MGB Restoration

A bit of Background

30 April 2015


So, another year, another project. This MGB was my father's; I sort of inherited it after he died, as we decided we'd rather keep it than sell it. By the time I made the trip down south to collect it, it had sat unmoved for 7 years. An extremely hectic weekend ensued, in which we unsiezed the clutch, replaced a load of leaking fuel pipes, the battery, the brake fluid, rebuilt the brakes, and generally worked like dogs in order to get it through its MOT and on the road. It nearly didn't make it, but at around 5pm on the sunday it had passed, had new tires fitted and was ready to go. I drove it home that night in glorious sunshine, top down the whole way up the M6 and loving every minute.

This brought to light a few more issues, the main one being that the dampers were all shot, so I replaced those, and the exhaust manifold cracked, so I swapped that. With it now seemingly fairly roadworthy, we took it on a week-long tour of Scotland, where it proved to be a surprisingly spacious, comfortable, and fun tourer. The pictures above were taken on that trip, near loch ness and at the top of the Applecross pass.

It was a bit sheddy - the paint peeling, the interior rather tatty, but fun for all that. It had a few electrical gremlins but new leads, plugs, points and a coil sorted that. Over the next couple of years we used it a fair bit, including another week's holiday to Wales. It was here that it all went wrong; on the very last day, a major vibration apeared at 60-70mph, seeming to come from the gearbox area. We got it checked over at a garage and nothing seemed badly amiss, so drove it gingerly home. It made it, but only just as it turned out - parking up we noticed a major oil leak, which looks to be comming from the bellhousing, suggesting a crank or input shaft seal. So it was clear that it wasn't going anywhere else without some major surgery. I was on the final push on the Dax at the time, so without the time or space to deal with it, the MG was confined to the lockup garage for the next 18 months.

Time passes...

...until now. A few days ago, I'd finally finished the most recent batch of DIY which had involved using the garage as a store-cum-workshop, and it was time for the 'B' to be moved in. Even after 18 months, it started after only 10 seconds or so of cranking, just enough to fill the carbs, and off it went. I drove it the 200 yards or so from the lockup into the main garage, turned it off, got out and stepped right into a massive puddle of petrol and oil. A quick look underneath showed a perished fuel hose, a look back up the road showed a rather embarrassing trail of fluids leading up to my garage.

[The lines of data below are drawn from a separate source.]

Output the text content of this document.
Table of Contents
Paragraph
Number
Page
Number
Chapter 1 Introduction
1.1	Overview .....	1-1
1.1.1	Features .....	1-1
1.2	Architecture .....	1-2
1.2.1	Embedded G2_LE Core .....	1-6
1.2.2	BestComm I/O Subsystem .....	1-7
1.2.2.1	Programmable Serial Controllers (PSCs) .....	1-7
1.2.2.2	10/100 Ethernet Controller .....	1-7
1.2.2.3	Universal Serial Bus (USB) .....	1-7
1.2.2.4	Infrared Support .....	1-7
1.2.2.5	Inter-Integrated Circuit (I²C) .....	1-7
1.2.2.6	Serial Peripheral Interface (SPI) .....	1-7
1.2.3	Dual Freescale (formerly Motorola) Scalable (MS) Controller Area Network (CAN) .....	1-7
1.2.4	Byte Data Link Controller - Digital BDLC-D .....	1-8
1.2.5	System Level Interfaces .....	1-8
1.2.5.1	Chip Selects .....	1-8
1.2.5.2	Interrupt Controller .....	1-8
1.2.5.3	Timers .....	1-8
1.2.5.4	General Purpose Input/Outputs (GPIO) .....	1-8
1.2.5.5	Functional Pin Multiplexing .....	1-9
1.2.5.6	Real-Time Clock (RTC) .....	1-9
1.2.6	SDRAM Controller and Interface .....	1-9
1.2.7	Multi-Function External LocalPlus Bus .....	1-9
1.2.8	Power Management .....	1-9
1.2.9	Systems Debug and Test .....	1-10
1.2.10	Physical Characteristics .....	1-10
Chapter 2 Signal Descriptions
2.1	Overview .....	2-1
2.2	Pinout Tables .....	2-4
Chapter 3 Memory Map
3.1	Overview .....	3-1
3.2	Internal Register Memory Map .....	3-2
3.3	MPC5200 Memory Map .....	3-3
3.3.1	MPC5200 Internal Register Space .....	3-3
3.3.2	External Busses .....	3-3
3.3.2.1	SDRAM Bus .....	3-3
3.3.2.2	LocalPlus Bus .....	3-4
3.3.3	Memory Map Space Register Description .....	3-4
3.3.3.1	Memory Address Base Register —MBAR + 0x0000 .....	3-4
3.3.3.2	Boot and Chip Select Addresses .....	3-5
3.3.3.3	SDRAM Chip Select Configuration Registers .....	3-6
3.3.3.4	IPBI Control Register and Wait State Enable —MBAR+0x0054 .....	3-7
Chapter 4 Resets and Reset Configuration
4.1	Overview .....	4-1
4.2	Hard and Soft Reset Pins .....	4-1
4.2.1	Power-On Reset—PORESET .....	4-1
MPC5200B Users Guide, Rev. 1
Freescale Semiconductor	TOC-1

Then there are the cosmetic issues...

      Saggy interior, the stuffing's come out here. And the door cards are splaying away from the door skin rather badly.
      A couple of areas have been resprayed and the colour doesn't match; and several areas have paint acne where it's bubbled.
      Various bits of cracked brightwork, this is the top of the quaterlight. And apparently a mouse or squirrel has made its home in the engine bay at some point, sunflower seeds everywhere.

Yeah, the poor thing really needs some TLC.

The Plan

So I'm aware of a number of things which need doing; I also have plans for a few upgrades and modifications along the way. I, by which I mean the missus, doesn't want this to take 5 years like the Dax did, so I'll be limiting what I do with that in mind. What I'm thinking so far is:

Quite a lot there. Current loose plan is to strip it down to a rolling chassis, then attend to the suspension bits, and any rust I find. I'll then do whatever body mods I decide on, get it sprayed, and build it up with as many new parts as I need.